Acostumado a conviver com espíritos, não se assustou e a levou “na maior”. Fico imaginando sua viagem de volta com fúnebre companhia… Chegando em Fortaleza ela pediu para que parasse numa esquina, desceu e como num passo de mágica, sumiu. O Erasmo genérico diz que tem inúmeros casos parecidos.

Num bar próximo a uma funerária famosa daqui, motoristas depois do trabalho tinham o hábito de molhar a palavra e extravasar o árduo trabalho. Meu amigo radialista Antonio Carlos Calixto, que também picava cartão ali, certa vez presenciou o papo de dois deles sobre o que já acontecera quando transportavam corpos de uma cidade pra outra e os sustos que levaram.
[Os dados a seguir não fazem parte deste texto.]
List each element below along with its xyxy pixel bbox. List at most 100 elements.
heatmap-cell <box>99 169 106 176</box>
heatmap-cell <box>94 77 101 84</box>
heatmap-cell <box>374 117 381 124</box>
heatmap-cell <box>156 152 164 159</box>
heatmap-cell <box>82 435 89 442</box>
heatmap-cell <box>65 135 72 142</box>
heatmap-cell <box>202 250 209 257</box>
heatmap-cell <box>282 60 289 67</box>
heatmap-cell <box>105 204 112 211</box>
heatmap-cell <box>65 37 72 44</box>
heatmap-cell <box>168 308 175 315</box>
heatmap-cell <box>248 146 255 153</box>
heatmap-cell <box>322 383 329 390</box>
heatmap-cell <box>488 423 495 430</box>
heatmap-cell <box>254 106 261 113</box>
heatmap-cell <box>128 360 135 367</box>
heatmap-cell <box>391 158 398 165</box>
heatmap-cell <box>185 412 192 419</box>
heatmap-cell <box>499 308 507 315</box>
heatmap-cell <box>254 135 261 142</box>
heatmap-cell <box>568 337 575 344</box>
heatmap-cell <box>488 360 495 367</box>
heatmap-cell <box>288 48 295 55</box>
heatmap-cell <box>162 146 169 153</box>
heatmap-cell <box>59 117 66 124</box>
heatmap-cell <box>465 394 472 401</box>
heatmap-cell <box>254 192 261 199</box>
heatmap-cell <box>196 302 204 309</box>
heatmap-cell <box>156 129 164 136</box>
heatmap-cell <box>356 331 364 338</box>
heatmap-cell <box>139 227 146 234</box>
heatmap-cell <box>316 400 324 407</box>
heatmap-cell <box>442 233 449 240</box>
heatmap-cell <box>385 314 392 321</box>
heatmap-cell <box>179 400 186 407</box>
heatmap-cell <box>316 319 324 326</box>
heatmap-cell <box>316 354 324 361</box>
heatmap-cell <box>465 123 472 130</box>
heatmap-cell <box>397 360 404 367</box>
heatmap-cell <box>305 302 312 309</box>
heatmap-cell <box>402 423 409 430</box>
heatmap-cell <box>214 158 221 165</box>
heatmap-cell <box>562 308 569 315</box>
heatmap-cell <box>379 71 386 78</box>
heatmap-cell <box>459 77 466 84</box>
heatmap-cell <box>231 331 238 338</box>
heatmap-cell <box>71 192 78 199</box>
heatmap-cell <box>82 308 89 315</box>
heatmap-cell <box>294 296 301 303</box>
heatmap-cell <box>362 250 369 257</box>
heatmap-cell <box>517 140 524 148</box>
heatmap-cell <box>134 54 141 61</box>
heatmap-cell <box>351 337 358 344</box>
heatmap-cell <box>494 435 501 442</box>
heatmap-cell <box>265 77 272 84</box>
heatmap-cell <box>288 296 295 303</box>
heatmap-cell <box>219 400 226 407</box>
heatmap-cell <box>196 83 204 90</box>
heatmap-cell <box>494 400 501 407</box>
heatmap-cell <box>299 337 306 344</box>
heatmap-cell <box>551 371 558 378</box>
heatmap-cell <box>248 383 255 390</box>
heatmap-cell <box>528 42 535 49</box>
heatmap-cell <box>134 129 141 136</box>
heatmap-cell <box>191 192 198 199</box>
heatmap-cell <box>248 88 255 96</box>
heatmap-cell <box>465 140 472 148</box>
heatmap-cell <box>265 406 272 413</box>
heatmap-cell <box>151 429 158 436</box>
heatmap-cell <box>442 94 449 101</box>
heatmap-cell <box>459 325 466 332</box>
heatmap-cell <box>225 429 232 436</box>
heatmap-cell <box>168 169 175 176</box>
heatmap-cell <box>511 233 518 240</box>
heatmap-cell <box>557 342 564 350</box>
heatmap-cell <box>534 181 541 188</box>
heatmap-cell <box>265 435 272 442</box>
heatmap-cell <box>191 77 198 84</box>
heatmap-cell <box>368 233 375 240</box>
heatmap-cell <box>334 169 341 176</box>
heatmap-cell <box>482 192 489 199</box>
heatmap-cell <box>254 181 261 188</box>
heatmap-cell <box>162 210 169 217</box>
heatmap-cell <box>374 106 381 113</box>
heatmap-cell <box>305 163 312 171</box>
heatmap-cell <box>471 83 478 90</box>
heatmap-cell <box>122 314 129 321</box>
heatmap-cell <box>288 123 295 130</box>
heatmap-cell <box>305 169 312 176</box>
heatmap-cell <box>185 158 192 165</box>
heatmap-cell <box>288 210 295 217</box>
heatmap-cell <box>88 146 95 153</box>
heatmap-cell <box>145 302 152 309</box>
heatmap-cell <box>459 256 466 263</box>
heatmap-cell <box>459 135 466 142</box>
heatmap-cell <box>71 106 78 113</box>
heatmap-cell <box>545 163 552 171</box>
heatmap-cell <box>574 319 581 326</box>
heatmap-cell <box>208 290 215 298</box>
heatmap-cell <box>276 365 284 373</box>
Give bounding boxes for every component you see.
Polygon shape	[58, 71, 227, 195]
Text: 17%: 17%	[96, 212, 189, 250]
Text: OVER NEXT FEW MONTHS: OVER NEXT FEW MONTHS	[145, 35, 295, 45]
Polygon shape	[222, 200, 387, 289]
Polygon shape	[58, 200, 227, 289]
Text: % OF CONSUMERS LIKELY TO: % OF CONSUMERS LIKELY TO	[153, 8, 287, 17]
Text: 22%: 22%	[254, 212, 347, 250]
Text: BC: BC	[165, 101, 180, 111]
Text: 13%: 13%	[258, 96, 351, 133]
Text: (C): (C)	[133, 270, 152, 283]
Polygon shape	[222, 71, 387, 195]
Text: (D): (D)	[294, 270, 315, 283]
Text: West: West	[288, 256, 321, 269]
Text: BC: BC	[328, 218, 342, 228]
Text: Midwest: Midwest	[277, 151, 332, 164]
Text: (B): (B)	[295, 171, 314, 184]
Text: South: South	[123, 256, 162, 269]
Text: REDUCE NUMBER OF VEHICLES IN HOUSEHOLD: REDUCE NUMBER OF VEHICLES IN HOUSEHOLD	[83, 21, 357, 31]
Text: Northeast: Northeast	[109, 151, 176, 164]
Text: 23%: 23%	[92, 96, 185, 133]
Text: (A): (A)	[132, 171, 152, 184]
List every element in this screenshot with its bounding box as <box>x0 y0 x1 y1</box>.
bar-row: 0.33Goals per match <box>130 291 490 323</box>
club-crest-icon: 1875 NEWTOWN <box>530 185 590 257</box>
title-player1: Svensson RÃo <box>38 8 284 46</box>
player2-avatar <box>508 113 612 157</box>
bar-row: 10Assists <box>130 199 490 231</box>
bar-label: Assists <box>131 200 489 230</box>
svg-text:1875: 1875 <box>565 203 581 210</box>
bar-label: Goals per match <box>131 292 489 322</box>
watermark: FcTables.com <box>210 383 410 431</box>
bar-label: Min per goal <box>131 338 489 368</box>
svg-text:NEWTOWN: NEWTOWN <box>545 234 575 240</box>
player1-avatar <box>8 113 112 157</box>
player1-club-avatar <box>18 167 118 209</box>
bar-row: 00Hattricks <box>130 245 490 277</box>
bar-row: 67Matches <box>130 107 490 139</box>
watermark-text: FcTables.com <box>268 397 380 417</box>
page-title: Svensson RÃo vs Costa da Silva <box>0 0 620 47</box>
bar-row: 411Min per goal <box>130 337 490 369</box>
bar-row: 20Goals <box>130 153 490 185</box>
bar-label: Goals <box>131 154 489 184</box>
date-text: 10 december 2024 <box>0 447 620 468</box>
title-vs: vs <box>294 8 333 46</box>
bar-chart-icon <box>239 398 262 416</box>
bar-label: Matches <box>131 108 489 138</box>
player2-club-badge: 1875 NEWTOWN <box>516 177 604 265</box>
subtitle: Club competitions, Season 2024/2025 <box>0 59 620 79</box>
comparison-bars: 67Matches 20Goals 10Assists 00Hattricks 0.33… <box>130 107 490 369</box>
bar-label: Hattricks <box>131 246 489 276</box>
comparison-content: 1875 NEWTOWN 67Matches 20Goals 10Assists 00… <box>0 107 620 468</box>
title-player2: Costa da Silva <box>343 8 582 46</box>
Disse um deles que levava um corpo para Franca, era noite e o silêncio total, quando, depois de Batatais, de dentro do caixão ouviu um uivo tipo “uuuuuuuhhh!” Imagine o susto do cara! Embora isso já tivesse acontecido muitas vezes, não negou o “medaço” que ficou. O outro falou que era acúmulo de gazes dentro do corpo e, com o movimento, tinha que sair por algum buraco do corpo, e esse saiu pela boca.

Gostaria muito de um dia, lá em Fortaleza, sentar em uma mesa de bar, de preferência à beira-mar, com o sósia de Erasmo Carlos, quantas histórias poderia colher.